New court filings in the Voyager bankruptcy proceedings show the group tasked with investigating the lead-up to the lender’s demise is recommending settlements with top executives over their roles in a nearly $1 billion loan to fallen hedge fund Three Arrows Capital.
The documents come as part of a purchase agreement that will go before the court Wednesday. FTX purchased the embattled lender’s assets for about $1.4 billion at the close of last month, bringing the Chapter 11 bankruptcy process into its end game. The court and creditors still need to approve the sale process.
Part of that sales process includes acting on the results of a special committee investigation into the business, including possible missteps by its executives.
Among its recommendations is a settlement with CEO Stephen Ehrlich and previous CFO Evan Psaropoulos. Ehrlich and Psaropoulos agreed to lend 3AC $1 billion in crypto.

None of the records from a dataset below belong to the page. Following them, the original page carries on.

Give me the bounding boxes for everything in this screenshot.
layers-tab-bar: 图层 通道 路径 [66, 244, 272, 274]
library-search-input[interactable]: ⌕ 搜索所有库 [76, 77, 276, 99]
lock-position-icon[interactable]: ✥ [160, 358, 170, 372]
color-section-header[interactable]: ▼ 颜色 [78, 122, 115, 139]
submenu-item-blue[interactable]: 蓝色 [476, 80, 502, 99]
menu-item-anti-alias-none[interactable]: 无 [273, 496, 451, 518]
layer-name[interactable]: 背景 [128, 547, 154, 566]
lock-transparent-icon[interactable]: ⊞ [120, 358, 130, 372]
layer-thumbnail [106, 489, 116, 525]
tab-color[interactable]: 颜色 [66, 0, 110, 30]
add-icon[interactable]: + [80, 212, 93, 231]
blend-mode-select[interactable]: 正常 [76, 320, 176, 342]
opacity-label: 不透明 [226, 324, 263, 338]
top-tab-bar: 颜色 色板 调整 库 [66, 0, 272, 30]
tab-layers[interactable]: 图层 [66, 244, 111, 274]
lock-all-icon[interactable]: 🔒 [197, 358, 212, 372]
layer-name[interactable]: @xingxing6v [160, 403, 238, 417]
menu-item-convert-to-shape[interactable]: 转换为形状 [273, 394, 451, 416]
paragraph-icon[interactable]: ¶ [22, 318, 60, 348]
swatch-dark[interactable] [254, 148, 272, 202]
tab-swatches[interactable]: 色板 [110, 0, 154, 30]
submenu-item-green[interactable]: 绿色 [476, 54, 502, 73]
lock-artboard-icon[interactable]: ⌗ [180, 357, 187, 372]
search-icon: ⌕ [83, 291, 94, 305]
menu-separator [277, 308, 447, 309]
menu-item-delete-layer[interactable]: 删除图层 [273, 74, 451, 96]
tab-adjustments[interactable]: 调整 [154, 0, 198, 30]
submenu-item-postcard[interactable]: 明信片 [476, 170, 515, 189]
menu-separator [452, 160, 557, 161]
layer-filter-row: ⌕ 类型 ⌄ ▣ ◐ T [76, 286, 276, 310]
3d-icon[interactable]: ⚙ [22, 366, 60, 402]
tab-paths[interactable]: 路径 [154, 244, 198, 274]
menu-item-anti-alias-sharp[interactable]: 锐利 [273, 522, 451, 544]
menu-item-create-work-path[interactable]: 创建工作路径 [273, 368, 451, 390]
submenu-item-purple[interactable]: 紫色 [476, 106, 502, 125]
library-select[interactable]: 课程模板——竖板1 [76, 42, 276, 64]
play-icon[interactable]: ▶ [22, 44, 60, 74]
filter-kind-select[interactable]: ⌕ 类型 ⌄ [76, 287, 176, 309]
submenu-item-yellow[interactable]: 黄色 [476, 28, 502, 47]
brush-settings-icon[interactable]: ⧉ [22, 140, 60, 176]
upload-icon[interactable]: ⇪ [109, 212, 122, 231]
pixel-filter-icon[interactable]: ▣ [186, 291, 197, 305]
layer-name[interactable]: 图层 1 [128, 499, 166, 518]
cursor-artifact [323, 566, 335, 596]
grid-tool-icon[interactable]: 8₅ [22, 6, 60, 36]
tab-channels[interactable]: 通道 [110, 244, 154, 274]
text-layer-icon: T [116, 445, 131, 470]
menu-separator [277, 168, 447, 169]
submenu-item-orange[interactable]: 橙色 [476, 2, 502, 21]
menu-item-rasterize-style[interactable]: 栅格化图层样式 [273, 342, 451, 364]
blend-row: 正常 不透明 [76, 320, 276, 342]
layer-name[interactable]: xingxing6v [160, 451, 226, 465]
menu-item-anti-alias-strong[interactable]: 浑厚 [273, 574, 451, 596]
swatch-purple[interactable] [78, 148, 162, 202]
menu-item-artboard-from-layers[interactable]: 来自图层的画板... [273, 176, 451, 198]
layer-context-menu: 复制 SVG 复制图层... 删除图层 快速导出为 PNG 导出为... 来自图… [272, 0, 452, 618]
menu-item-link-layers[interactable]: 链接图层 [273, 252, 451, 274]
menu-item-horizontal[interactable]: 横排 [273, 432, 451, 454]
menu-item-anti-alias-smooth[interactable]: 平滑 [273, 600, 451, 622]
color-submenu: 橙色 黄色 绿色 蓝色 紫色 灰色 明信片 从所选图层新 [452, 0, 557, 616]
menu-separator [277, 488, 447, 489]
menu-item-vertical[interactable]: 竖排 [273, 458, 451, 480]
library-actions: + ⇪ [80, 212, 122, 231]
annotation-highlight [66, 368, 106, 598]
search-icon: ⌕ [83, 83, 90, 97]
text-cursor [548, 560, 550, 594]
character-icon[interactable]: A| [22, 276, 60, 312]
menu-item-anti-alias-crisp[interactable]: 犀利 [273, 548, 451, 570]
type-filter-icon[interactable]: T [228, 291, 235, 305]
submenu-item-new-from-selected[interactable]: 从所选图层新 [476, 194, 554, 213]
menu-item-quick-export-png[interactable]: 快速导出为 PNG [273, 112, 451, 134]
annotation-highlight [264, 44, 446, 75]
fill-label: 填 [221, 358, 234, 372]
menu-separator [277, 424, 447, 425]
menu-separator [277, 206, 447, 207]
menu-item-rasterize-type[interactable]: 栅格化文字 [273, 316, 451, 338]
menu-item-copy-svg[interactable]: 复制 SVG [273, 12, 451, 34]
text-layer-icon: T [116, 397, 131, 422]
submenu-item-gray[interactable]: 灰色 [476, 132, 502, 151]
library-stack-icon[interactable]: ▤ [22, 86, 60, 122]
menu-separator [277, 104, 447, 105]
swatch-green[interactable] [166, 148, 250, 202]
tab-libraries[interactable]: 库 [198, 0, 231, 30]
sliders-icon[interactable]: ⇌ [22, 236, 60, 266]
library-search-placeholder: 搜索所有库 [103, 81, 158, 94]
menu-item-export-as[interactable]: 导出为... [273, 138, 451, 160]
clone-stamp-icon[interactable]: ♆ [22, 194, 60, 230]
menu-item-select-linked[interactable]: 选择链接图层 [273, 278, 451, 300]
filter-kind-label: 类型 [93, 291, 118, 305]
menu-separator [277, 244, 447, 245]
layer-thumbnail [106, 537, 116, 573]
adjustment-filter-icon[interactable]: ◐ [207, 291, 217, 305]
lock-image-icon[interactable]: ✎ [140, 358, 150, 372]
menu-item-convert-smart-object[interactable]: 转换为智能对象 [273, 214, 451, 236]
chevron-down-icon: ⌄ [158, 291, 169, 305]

The hedge fund would suffer a sudden implosion with the collapse of the TerraUSD stablecoin and leave Voyager with a nearly $1 billion claim and concerns that perhaps Ehrlich and Psaropoulos failed to do sufficient due diligence or structure the loan in a way that could have better protected Voyager.
But the investigation found that it would be challenging to pursue negligence claims against the executives and is instead recommending settlements that would have them return $1.3 million to $3 million of personal assets and up to $20 million through directors and officers liability insurance.
The investigation found no evidence of fraud or clear missteps around the 3AC loan that could easily be proven in court. While the settlement would not make a dent in the cost the executives’ decisions may have led to, prosecuting them would likely result in less money, said the filings.
“The Special Committee made the decision to settle, subject to Court approval, based on the fact that the individuals do not have personal assets available to satisfy any potential judgment even if the claims were successfully prosecuted, whereas the cost of prosecuting would likely dissipate the available D&O insurance coverage and the assets that are being paid through the settlement in defense costs,” said the filing.
This settlement would further release claims against Ehrlich and Psaroupoulos – a sticking point for the committee representing creditors.
In recent weeks, the creditor committee has filed a limited objection to the sale plan over releases that would protect the executives from the possibility of future legal action.
The committee is asking the court to alert creditors to these stipulations and enable a third voting option in the creditor vote that assents to the plan but objects to the releases.